Von Veröffentlicht am: 08/20196 min Lesezeit

„Print ist tot!“ – von wegen!

Wir gehen dem Irrglauben auf die Spur

In Zeiten von Smartphones, Web 2.0 und der allgemeinen Digitalisierung wird ein Medium besonders unterschätzt: Print. Leider denken viele in ihrer Unternehmenskommunikation nicht mehr an die klassischen Werbemittel aus Papier. Doch warum ist das so? Einige gehen sogar so weit und behaupten, Print sei tot. Warum das ein fataler Irrglaube ist und wie wichtig Printmedien auch noch im digitalen Zeitalter sind, erläutern wir Ihnen in diesem Beitrag.

Web und Social Media – digitale Medien im Fokus, doch was ist mit Printmedien?

Egal ob am Bahnhof, auf der Arbeit oder zuhause: heutzutage stehen uns viele verschiedene Medien zur Verfügung, um sich über Neuigkeiten in der Familie, bei Freunden oder auf der ganzen Welt zu informieren. Fakt ist jedoch, dass unter modernen Kommunikationsmitteln als erstes Social Media, WhatsApp, E-Mail-Newsletter und Blog in den Sinn kommen. Die klassischen Medien wie Flyer, Broschüre oder postalischer Newsletter haben für viele nur eine untergeordnete Priorität. Doch wieso ist das so?
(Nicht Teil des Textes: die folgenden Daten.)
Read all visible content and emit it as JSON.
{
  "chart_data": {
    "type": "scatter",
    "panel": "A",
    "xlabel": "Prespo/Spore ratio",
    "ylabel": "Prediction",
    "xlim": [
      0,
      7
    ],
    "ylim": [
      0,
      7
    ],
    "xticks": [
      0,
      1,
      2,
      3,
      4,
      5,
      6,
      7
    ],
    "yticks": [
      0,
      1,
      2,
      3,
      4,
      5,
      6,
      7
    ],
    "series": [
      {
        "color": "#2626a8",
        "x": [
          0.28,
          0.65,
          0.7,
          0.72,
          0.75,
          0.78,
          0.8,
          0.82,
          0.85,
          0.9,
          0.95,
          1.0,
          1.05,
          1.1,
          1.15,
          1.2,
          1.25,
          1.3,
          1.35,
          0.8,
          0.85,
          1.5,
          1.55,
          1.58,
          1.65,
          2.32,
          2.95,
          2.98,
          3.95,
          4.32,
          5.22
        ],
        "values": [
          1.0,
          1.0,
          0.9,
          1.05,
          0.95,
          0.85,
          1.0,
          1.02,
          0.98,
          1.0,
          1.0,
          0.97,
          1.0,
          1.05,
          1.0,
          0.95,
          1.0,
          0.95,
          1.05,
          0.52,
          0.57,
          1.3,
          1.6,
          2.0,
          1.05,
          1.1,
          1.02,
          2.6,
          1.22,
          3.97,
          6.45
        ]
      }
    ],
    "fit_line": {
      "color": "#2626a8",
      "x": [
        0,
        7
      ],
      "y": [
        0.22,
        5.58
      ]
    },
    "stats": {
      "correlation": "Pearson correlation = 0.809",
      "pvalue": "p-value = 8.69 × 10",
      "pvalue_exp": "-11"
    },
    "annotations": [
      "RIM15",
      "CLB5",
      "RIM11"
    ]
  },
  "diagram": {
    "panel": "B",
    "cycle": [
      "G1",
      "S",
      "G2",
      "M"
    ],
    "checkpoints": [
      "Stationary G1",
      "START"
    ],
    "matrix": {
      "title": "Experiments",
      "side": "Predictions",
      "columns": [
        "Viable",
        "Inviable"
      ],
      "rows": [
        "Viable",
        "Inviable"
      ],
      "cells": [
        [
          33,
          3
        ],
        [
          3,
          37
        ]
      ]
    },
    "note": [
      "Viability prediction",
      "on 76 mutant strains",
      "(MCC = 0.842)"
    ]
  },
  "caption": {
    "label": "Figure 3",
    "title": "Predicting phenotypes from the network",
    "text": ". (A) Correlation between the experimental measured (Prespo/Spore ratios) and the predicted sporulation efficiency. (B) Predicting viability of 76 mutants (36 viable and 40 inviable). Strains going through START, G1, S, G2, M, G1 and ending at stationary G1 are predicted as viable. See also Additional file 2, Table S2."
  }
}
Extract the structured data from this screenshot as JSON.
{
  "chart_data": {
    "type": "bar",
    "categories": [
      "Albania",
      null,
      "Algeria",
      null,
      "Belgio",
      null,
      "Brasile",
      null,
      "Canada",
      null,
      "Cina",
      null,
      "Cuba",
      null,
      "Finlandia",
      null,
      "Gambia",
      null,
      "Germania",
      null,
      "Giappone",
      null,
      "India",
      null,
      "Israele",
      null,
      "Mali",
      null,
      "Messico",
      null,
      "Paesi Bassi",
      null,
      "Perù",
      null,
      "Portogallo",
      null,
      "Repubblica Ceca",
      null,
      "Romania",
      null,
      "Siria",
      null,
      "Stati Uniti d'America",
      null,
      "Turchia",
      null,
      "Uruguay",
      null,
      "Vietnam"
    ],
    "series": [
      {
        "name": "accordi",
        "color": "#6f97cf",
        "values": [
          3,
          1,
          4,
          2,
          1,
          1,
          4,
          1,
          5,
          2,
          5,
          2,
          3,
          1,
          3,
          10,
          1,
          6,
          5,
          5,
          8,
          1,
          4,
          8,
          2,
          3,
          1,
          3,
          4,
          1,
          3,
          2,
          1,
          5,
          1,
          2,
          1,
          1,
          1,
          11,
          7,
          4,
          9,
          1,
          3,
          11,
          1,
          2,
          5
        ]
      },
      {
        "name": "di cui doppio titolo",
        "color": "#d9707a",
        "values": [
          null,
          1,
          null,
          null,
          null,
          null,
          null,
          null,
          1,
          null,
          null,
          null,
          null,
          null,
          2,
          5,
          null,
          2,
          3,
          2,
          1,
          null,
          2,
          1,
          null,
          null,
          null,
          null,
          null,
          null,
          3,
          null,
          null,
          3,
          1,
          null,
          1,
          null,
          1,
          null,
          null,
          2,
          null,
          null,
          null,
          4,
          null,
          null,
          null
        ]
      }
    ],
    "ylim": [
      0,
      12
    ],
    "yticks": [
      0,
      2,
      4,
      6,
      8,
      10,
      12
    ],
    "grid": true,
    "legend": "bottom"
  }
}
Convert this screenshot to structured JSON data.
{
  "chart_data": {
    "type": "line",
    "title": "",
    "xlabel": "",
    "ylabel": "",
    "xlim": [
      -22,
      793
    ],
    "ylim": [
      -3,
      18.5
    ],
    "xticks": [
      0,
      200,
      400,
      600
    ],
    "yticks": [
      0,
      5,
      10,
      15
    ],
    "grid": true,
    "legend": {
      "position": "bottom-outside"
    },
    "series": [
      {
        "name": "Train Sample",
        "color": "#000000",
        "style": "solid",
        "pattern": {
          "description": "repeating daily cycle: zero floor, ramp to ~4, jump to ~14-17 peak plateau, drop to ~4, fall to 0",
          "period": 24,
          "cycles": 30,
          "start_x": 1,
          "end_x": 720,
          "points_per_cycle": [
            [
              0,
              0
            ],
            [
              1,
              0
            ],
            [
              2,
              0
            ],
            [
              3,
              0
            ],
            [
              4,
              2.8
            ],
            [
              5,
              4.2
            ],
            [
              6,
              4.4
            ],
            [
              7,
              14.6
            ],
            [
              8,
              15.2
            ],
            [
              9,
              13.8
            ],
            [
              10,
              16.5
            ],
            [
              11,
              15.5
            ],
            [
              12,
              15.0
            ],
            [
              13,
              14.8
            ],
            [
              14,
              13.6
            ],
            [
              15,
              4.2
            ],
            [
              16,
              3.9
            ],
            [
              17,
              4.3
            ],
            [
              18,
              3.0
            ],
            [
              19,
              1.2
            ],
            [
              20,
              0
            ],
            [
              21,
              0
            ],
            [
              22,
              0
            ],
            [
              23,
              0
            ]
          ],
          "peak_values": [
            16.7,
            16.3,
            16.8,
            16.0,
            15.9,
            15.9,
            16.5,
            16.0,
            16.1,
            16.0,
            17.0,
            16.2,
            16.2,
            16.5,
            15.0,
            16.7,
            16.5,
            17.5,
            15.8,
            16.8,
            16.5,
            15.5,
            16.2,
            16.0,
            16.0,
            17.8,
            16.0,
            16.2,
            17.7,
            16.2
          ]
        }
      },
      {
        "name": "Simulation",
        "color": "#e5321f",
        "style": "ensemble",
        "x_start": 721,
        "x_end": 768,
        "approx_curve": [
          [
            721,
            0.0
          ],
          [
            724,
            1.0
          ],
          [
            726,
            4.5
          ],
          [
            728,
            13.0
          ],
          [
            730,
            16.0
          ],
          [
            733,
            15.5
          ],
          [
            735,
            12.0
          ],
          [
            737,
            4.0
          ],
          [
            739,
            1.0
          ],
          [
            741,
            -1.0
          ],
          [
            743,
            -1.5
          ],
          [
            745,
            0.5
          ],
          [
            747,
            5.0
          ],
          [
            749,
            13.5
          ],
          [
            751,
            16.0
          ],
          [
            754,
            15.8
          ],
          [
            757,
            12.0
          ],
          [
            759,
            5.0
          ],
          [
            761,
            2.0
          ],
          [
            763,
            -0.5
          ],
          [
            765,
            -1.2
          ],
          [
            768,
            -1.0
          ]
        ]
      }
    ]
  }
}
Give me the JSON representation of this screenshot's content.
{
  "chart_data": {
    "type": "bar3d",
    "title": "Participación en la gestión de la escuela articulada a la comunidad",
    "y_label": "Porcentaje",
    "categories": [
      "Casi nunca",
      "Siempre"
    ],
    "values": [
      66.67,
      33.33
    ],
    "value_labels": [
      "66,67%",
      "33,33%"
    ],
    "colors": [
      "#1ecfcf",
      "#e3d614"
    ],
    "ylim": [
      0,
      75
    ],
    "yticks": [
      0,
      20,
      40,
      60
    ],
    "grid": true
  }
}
Seit Beginn der Digitalisierung philosophieren Fachleute und Experten stark über das Thema „Print oder Digital“. Welche Kommunikationsmittel sind effektiv? Wie erreiche ich die Zielgruppe am besten? Und welche haben Zukunft? Sowohl Printmedien als auch digitale Medien bieten Vor- und Nachteile. Daher beschäftigen sich neben Experten auch angehende Mediengestalter mit dem Thema. So waren sogar einige der festen Überzeugung, dass in nur wenigen Jahren niemand mehr Geschäftsausstattung aus Papier nutzen würde – nicht mal mehr gedruckte Visitenkarten. Stattdessen versenden wir Links zu unserer digitalen Visitenkarte oder unseren Profilen auf XING und LinkedIn.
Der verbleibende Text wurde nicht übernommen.